Excerpted from A Very Irregular Head: The Life of Syd Barrett, Chapter 4: “Distorted View—See Through Baby Blue”. Reprinted by arrangement with Da Capo Press. Copyright © 2010 by Rob Chapman. No part of this excerpt may be reproduced or reprinted without permission in writing from the publisher.
‘Interstellar Overdrive’ was a zeitgeist moment in the development of English pop music, the moment when pop liberated itself from its blues roots. With an opening theme, a lengthy passage of group improvisation, a minor key variation on the theme and a conclusion that restates the introductory theme, it is closer in structure to jazz than pop, but, if anything, the interplay between Syd Barrett’s atonal abstractions and Rick Wright’s Morse stabs and eerie vibrato squalls were closer in spirit to the European avant-garde than anything else. ‘It’s a magnificent piece of contemporary music. It stands up against The Rite of Spring. I’m not being hysterical about that,’ says Anthony Stern, who was assistant director on Peter Whitehead’s Tonite Let’s All Make Love in London.
Any one of a number of R & B combos could have annihilated Pink Floyd musically during this period. Many contained an abundance of gifted and technically proficient musicians steeped in the legacy and tradition of the blues and jazz. Pink Floyd carried no such baggage. Suddenly, their lack of conventional musical skills, the very factor that had previously counted against them and had consigned them to failed auditions and occasional gigs at private functions, became a prime asset in the newly exploratory sound-world of psychedelia. ‘That sudden switch from Bo Diddley to John Cage – it’s a much more abstract style of music,’ says Anthony Stern of ‘Interstellar Overdrive’. ‘And that was really the most exciting part about Syd’s growth, ’cos I think he really was a forerunner of all kinds of stuff. That ability to capture a real rhythmic pulse in ‘Interstellar Overdrive’, having that drive which comes from rock music – you can say the one thing he kept from Bo Diddley is that relentless pulse. And then there’s the fragmentation of the melody line in the most beautiful jazzy kind of way, but you’d never say “Interstellar Overdrive” was a piece of jazz. It’s just this wonderful, hybrid thing where rock ’n’ roll just lets go of itself and lets its hair down.’
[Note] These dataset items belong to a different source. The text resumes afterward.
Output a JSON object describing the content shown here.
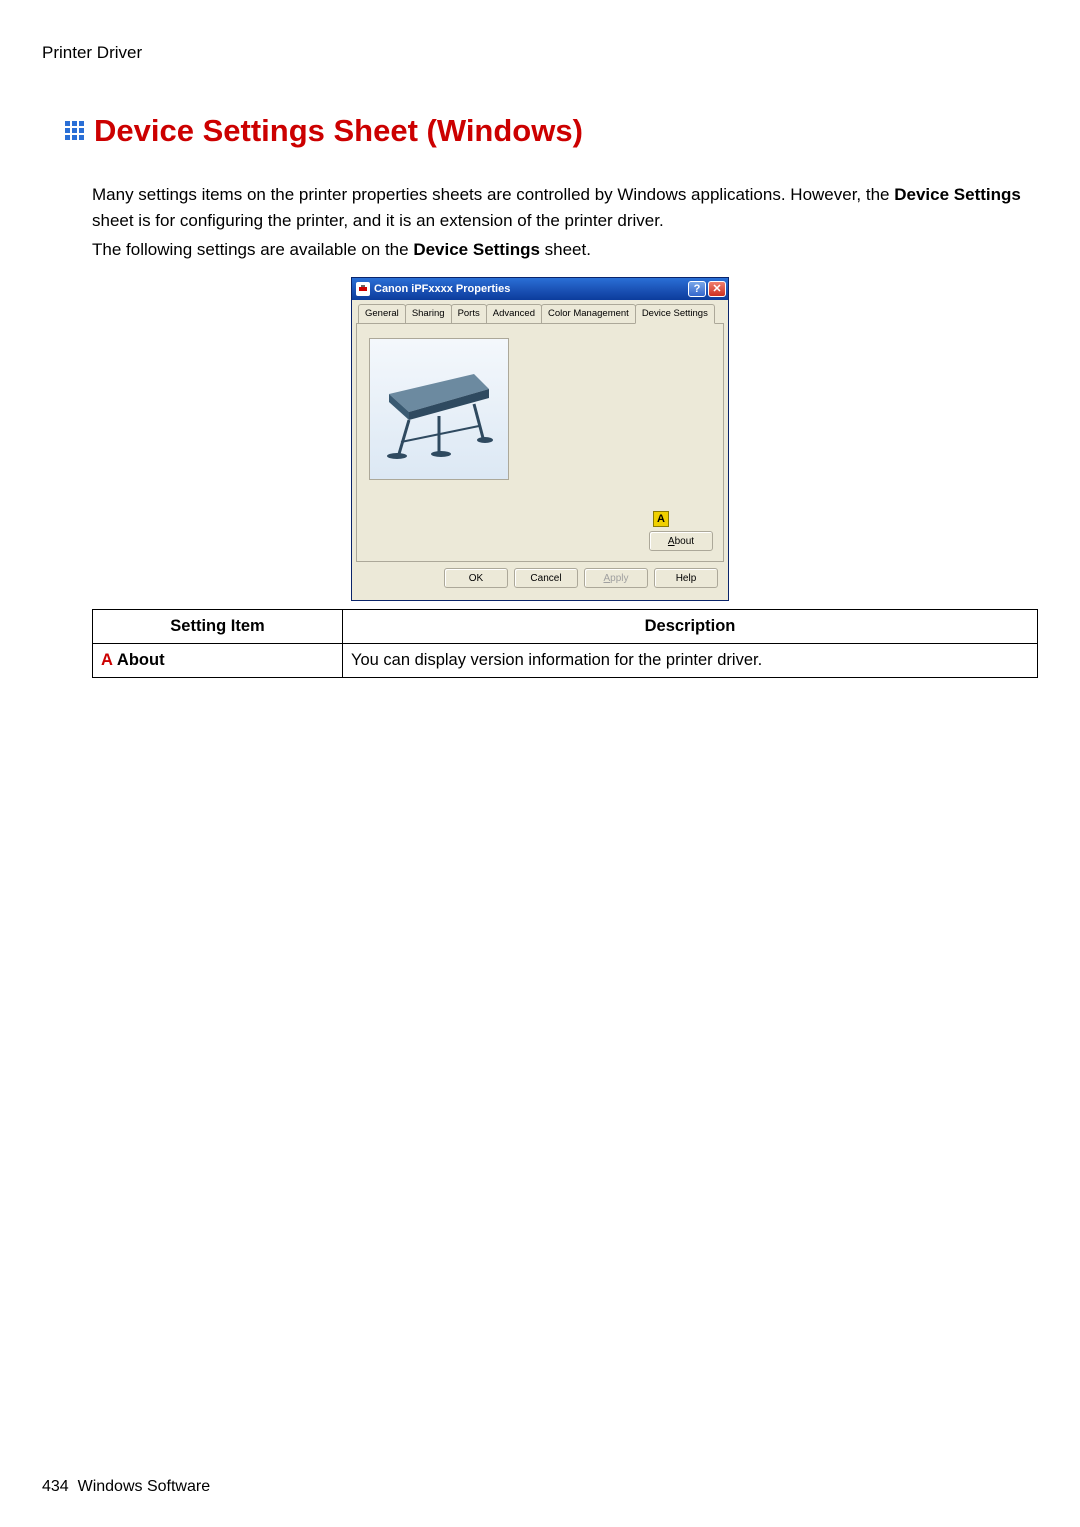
{
  "breadcrumb": "Printer Driver",
  "heading": "Device Settings Sheet (Windows)",
  "para": {
    "p1a": "Many settings items on the printer properties sheets are controlled by Windows applications. However, the ",
    "p1b": "Device Settings",
    "p1c": " sheet is for configuring the printer, and it is an extension of the printer driver.",
    "p2a": "The following settings are available on the ",
    "p2b": "Device Settings",
    "p2c": " sheet."
  },
  "dialog": {
    "title": "Canon iPFxxxx Properties",
    "help_char": "?",
    "close_char": "✕",
    "tabs": [
      "General",
      "Sharing",
      "Ports",
      "Advanced",
      "Color Management",
      "Device Settings"
    ],
    "active_index": 5,
    "callout": "A",
    "about_label_pre": "A",
    "about_label_rest": "bout",
    "buttons": {
      "ok": "OK",
      "cancel": "Cancel",
      "apply_pre": "A",
      "apply_rest": "pply",
      "help": "Help"
    }
  },
  "table": {
    "headers": [
      "Setting Item",
      "Description"
    ],
    "row_letter": "A",
    "row_label": "About",
    "row_desc": "You can display version information for the printer driver."
  },
  "footer": {
    "page_number": "434",
    "section": "Windows Software"
  }
}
‘Interstellar Overdrive’ may have been partly inspired by ‘The New Thing’ in jazz but unlike most modern jazz pieces (or indeed the club acts of most R & B groups) it contains no solos. The band simply didn’t have the chops to venture into extra – vagant extemporisation with any degree of conviction. Indeed there are moments in Peter Whitehead’s footage, as there were many times at UFO, where Syd and Rick’s sonic voyaging simply runs out of impetus and begins to strain both credulity and patience. But ‘Interstellar Overdrive’ isn’t about proficiency and technique. Instead, what Pink Floyd do with the resources available to them is create something entirely new out of ensemble playing. Like the Velvet Underground’s ‘European Son’ or ‘Sister Ray’, ‘Inter stellar Overdrive’ functions as a kind of antimusic. Individually the members of Pink Floyd have none of the abrasive presence or musical pedigree of the Velvets, but collectively they lock into exactly the same kind of primal empathy. It was this very lack of proficiency that gave Pink Floyd’s extended pieces their unique edge. That careful counter-balancing of Syd and Rick’s abstractions, enhanced by the Binson Echorec, and underpinned by Nick and Roger’s basic and uncomplicated rhythm section brought into play a whole new dynamic previously unheard in English pop music.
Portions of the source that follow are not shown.